Obamanomics: No Jobs, No Recovery

Obamanomics: No Jobs, No Recovery

Posted on | June 19, 2010 | 2 Comments

Here’s a handy little chart showing the pattern of job losses in recessions since World War II:

That big red line is the current recession, and Scott Stoddard of Investor’s Business Daily explains:

Job recoveries have been increasingly sluggish over the past several recessions and the current downturn looks to be the longest since at least World War II. . . .
Today’s jobs slump, already at 29 months, could last five years or more, analysts say. Employers are expected to stay cautious amid a sluggish economic recovery.
“It would be strange but not inconceivable” for employment to fall short of its pre-recession peak before the next downturn, said Don Rissmiller, chief economist at Strategas Research Partners. . . .

OK, here come the magic words:

Rissmiller and other economists say a double-dip recession is unlikely. Yet hiring remains painfully slow.
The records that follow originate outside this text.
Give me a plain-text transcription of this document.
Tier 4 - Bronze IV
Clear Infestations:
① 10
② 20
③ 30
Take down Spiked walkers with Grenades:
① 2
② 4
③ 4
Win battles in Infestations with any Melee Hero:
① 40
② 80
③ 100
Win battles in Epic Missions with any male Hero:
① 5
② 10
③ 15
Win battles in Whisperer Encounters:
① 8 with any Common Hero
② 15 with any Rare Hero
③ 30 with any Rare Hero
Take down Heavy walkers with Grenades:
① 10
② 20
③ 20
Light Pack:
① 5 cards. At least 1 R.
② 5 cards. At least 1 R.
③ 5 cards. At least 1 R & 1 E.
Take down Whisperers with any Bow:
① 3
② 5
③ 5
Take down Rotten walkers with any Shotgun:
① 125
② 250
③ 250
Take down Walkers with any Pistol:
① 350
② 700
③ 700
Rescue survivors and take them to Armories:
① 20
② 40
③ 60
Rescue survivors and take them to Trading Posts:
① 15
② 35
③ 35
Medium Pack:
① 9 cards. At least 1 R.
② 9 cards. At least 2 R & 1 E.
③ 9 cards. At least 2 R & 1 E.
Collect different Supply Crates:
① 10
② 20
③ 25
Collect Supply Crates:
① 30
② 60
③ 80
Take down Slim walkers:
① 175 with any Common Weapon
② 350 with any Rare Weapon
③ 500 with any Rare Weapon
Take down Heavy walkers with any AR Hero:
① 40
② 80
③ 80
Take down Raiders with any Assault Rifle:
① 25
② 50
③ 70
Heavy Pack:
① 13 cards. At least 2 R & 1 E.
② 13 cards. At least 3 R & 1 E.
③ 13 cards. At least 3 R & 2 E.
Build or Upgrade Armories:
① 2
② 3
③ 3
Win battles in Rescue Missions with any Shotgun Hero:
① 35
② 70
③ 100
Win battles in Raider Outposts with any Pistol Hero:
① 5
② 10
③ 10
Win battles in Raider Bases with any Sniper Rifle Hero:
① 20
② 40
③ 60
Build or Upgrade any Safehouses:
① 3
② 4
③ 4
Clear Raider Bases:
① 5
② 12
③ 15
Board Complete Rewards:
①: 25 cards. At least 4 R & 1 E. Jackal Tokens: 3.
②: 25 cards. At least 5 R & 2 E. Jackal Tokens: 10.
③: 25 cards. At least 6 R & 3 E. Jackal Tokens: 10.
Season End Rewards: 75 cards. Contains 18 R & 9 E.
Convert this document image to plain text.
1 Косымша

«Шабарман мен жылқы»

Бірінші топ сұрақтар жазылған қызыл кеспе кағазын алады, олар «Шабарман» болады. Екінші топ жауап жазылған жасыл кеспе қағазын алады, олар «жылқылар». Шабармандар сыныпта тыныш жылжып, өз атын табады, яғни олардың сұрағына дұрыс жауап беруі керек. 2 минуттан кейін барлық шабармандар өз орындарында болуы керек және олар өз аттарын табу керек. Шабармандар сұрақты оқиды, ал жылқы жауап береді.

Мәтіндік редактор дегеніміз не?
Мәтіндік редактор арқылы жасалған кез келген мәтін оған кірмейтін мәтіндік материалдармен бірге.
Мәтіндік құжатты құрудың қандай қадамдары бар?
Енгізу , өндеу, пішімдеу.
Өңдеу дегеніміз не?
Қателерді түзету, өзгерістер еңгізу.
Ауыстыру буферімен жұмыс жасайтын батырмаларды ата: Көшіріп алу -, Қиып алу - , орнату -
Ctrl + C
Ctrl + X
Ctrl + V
Excluding temporary hires for the 2010 Census, the economy has added about 500,000 jobs so far in 2010. The U.S. will need to add about 8 million jobs just to get back to the December 2007 peak, when the recession started.
Excluding the soon-to-disappear Census jobs, employers would need to average nearly 300,000 new jobs a month for the next 27 months just to get to the pre-recession peak by the end of 2012. . . .

Read the whole thing. Everybody keeps saying that a double-dip recession — that is, a “W”-shaped recession, instead of a “V” — is “unlikely.” Right, and if trends turn downward again, I’m sure that will happen unexpectedly.

Speaking of which, what about an unexpected debt crisis?

Former Federal Reserve Chairman Alan Greenspan said the U.S. may soon face higher borrowing costs on its swelling debt and called for a “tectonic shift” in fiscal policy to contain borrowing.
“Perceptions of a large U.S. borrowing capacity are misleading,” and current long-term bond yields are masking America’s debt challenge, Greenspan wrote in an opinion piece posted on the Wall Street Journal’s website. “Long-term rate increases can emerge with unexpected suddenness,” such as the 4 percentage point surge over four months in 1979-80, he said. . . .
“The federal government is currently saddled with commitments for the next three decades that it will be unable to meet in real terms,” Greenspan said. The “very severity of the pending crisis and growing analogies to Greece set the stage for a serious response.”

Don’t worry. I’m sure higher interest rates are as “unlikely” as a double-dip recession. Or the bursting of the Australian housing bubble. Wonder what’s up with gold prices?